Melting glaciers will probably increase the inflow of fresh water, sediments and some nutrients to coastal areas in the Arctic. This can affect water circulation, biological productivity and ecosystem structure in fjords and along coasts.[2]  

When tidal glaciers retreat up onto land, important feeding grounds for seabirds and sea mammals can be lost. At the terminus of a tidal glacier, upwelling nutrient-rich water increases plankton productivity, and seals use icebergs calved from the glacier as resting places.[2] In Svalbard, these areas are particularly important feeding grounds for ringed seals and white (beluga) whales in summer and autumn.[2] Cold fresh water from melting glaciers can paralyse or kill plankton and crustaceans, attracting polar cod (Boreogadus saida) and capelin (Mallotus villosus), which feed on them. Polar cod and capelin are in turn important prey species not only for white whales and ringed seals, but also a multitude of seabird and marine mammal species.[2]  

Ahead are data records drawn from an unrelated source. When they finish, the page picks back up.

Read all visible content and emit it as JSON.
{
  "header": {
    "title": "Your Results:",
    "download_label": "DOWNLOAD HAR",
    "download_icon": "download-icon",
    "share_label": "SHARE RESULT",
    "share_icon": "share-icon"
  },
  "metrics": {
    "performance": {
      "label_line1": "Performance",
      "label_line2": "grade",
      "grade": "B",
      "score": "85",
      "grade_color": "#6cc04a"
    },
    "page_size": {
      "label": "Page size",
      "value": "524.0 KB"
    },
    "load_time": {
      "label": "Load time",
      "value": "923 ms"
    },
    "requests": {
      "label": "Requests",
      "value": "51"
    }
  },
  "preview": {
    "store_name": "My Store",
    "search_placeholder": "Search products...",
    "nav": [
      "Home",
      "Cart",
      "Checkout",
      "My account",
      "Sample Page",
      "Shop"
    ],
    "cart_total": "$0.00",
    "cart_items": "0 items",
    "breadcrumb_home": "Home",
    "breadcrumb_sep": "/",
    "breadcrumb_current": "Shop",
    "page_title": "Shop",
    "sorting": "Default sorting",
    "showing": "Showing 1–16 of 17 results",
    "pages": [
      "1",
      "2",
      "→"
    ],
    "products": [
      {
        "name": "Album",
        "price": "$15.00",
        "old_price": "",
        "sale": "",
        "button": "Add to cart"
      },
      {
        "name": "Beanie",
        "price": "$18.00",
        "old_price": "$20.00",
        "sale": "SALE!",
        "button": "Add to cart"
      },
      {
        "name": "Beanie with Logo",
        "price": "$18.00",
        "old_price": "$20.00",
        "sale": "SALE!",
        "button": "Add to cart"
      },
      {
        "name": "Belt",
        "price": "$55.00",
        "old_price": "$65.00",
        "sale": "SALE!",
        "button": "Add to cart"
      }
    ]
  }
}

Major changes that are occurring in the climate of the Southern Ocean will have significant impact on the marine ecosystem. Over the past 50 years, many changes have been documented, particularly on the western side of the Antarctic Peninsula, where the rise in temperature has been greatest, and where the extent of sea ice has decreased. Krill populations are declining; in some places, primary production is increasing, in others it is decreasing. Some species, for example a few species of salps, have shifted their range southward. 


  1. Paul Wassmann et al. 2010. Footprints of climate change in the Arctic marine ecosystem. Global Change Biology. (Vol. 17): 1235–1249. DOI:10.1111/j.1365-2486.2010.02311.x
  2. Arctic Monitoring and Assessment Programme (AMAP), 2012. Arctic Climate Issues 2011: Changes in Arctic Snow, Water, Ice and Permafrost. Snow, Water, Ice and Permafrost in the Arctic (SWIPA) 2011 Overview Report.